What it means for you
Buying a home is meant to give you security, so do not trade that away to win a deal before you are ready. If there is anything you have not confirmed, your finance, the building's condition, or the council records, a conditional offer is the responsible choice, because it lets you proceed with the option to step back if a check fails. If you have already confirmed your lending and completed your LIM and building inspection, going unconditional can make your offer stronger without taking on real risk, since there is nothing left to verify. In a competitive market, the strength of an unconditional offer is genuine leverage, but it should come from being thoroughly prepared, not from gambling. The practical rule many buyers follow is simple: do your homework first, then go unconditional only when there is nothing left that could surprise you. Always have your lawyer review the agreement and the conditions before you sign anything.
Common questions
Can I back out of a conditional offer? Only if a condition is not satisfied by its deadline, and your lawyer manages this, so it is not a free exit, it is tied to specific checks.
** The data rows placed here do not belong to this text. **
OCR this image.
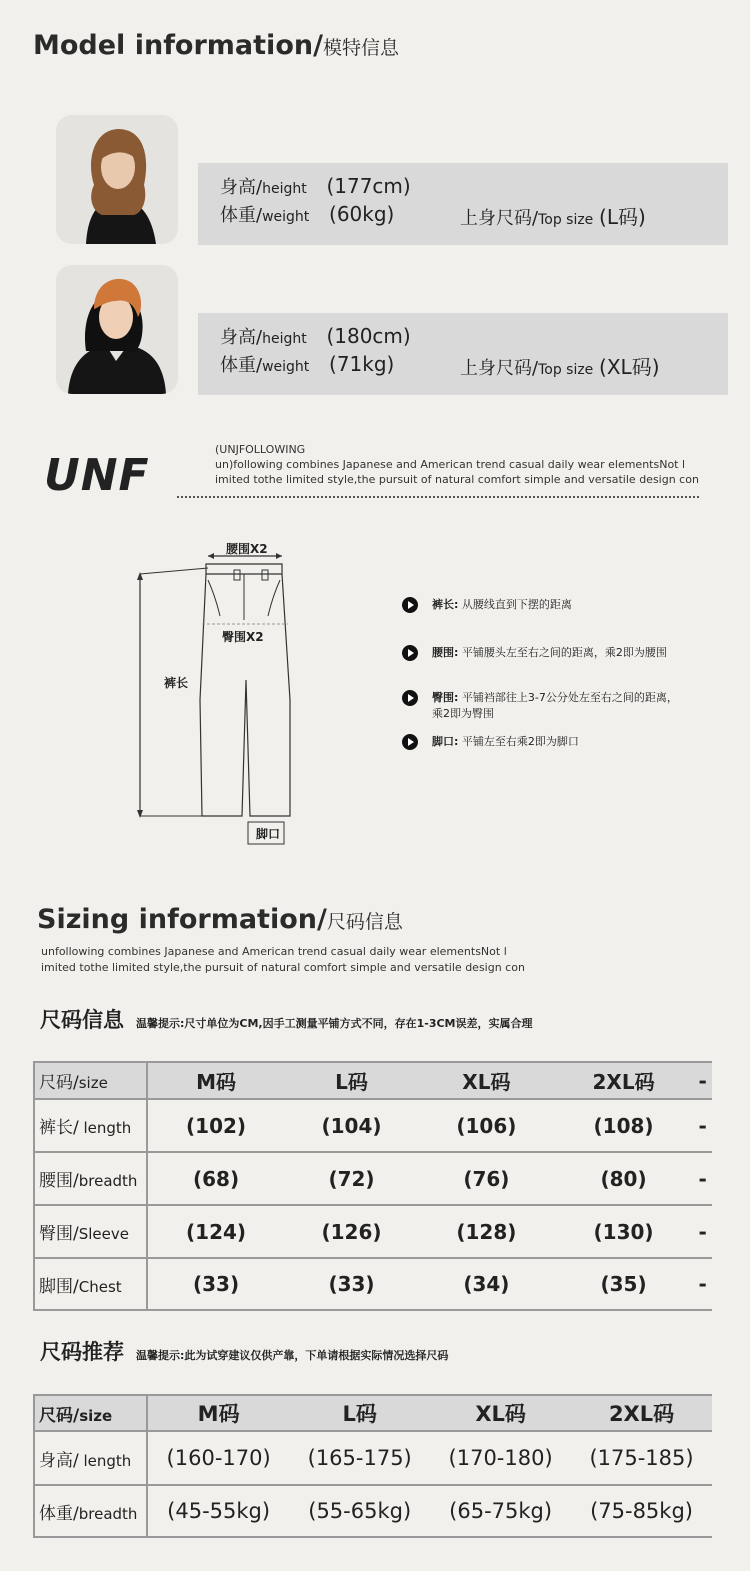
Model information/模特信息
身高/height (177cm)
体重/weight (60kg)	上身尺码/Top size (L码)
身高/height (180cm)
体重/weight (71kg)	上身尺码/Top size (XL码)
UNF
(UNJFOLLOWING
un)following combines Japanese and American trend casual daily wear elementsNot l
imited tothe limited style,the pursuit of natural comfort simple and versatile design con
腰围X2
臀围X2
裤长
脚口
裤长: 从腰线直到下摆的距离
腰围: 平铺腰头左至右之间的距离，乘2即为腰围
臀围: 平铺裆部往上3-7公分处左至右之间的距离，
乘2即为臀围
脚口: 平铺左至右乘2即为脚口
Sizing information/尺码信息
unfollowing combines Japanese and American trend casual daily wear elementsNot l
imited tothe limited style,the pursuit of natural comfort simple and versatile design con
尺码信息 温馨提示:尺寸单位为CM,因手工测量平铺方式不同，存在1-3CM误差，实属合理
尺码/size	M码	L码	XL码	2XL码	-
裤长/ length	(102)	(104)	(106)	(108)	-
腰围/breadth	(68)	(72)	(76)	(80)	-
臀围/Sleeve	(124)	(126)	(128)	(130)	-
脚围/Chest	(33)	(33)	(34)	(35)	-
尺码推荐 温馨提示:此为试穿建议仅供产靠，下单请根据实际情况选择尺码
尺码/size	M码	L码	XL码	2XL码
身高/ length	(160-170)	(165-175)	(170-180)	(175-185)
体重/breadth	(45-55kg)	(55-65kg)	(65-75kg)	(75-85kg)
Can I back out of an unconditional offer? No, an unconditional contract is binding and walking away can mean losing your deposit and facing further liability. What conditions can I include? Common ones are finance, LIM, builder's report and sometimes the sale of your own home, with each having a deadline. Why would I ever go unconditional first? To make a stronger offer or because the sale method, such as an auction, requires it, but only after completing your checks. Do auctions allow conditions? Usually no, auction bids are unconditional, so do your due diligence beforehand. Should I get legal advice before signing? Yes, always have a property lawyer review the agreement and conditions.
Your next step
Conditions are your safety net, so use them until your checks are done, then go unconditional with confidence. Our guide to the sale and purchase agreement and settlement explains how conditions sit within the contract, and our overview of the buying process in NZ shows where this decision fits in the wider journey. When you are preparing an offer and want someone in your corner, we can match you with buyer-side help, a mortgage adviser and a property lawyer so your finance and checks are sorted before you commit, free and with no obligation. Buying carefully is how you turn an offer into a safe, settled home.
In plain English: In plain English: a conditional offer keeps your finance and checks as a safety net, while an unconditional offer is binding with no way out, so do your due diligence first and only go unconditional once nothing is left to verify. Always have a property lawyer review the agreement before signing.